After verification the remote flow will return its signature to the 
originator. The originator should apply that signature to the starting 
``SignedTransaction`` and recheck the signatures match.

Committing the Transaction
--------------------------

Once all the party signatures are applied to the SignedTransaction the 
final step is notarisation. This involves calling ``NotaryFlow.Client`` 
to confirm the transaction, consume the inputs and return its confirming 
signature. Then the flow should ensure that all nodes end with all 
signatures and that they call ``ServiceHub.recordTransactions``. The 
code for this is standardised in the ``FinalityFlow``, or more explicitly 
an example is: 

.. literalinclude:: example-code/src/main/kotlin/net/corda/docs/WorkflowTransactionBuildTutorial.kt
    :language: kotlin
    :start-after: DOCSTART 4
    :end-before: DOCEND 4

Partially Visible Transactions
------------------------------

The discussion so far has assumed that the parties need full visibility 
of the transaction to sign. However, there may be situations where each 
party needs to store private data for audit purposes, or for evidence to 
a regulator, but does not wish to share that with the other trading 
partner.
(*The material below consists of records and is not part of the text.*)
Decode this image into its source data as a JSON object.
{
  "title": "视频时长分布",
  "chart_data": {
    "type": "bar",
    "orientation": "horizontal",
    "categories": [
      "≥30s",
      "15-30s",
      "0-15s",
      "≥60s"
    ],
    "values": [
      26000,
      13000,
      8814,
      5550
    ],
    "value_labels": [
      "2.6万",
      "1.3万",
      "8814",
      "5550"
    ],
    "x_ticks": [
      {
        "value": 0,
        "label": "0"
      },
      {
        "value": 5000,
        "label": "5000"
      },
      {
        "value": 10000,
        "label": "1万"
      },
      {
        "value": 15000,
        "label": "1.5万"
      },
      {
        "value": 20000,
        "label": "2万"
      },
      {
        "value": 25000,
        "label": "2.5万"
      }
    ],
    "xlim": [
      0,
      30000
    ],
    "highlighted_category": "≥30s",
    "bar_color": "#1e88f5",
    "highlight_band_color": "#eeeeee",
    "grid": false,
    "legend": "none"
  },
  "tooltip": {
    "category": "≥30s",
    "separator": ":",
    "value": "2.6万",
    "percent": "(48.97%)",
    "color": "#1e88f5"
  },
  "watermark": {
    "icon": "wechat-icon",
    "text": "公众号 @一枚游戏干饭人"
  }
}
The tear-off/Merkle tree support in Corda allows flows to send 
portions of the full transaction to restrict visibility to remote 
parties. To do this one can use the 
``WireTransaction.buildFilteredTransaction`` extension method to produce 
a ``FilteredTransaction``. The elements of the ``SignedTransaction`` 
which we wish to be hide will be replaced with their secure hash. The 
overall transaction txid is still provable from the 
``FilteredTransaction`` preventing change of the private data, but we do 
not expose that data to the other node directly. A full example of this 
can be found in the ``NodeInterestRates`` Oracle code from the 
``irs-demo`` project which interacts with the ``RatesFixFlow`` flow. 
Also, refer to the :doc:`merkle-trees` documentation.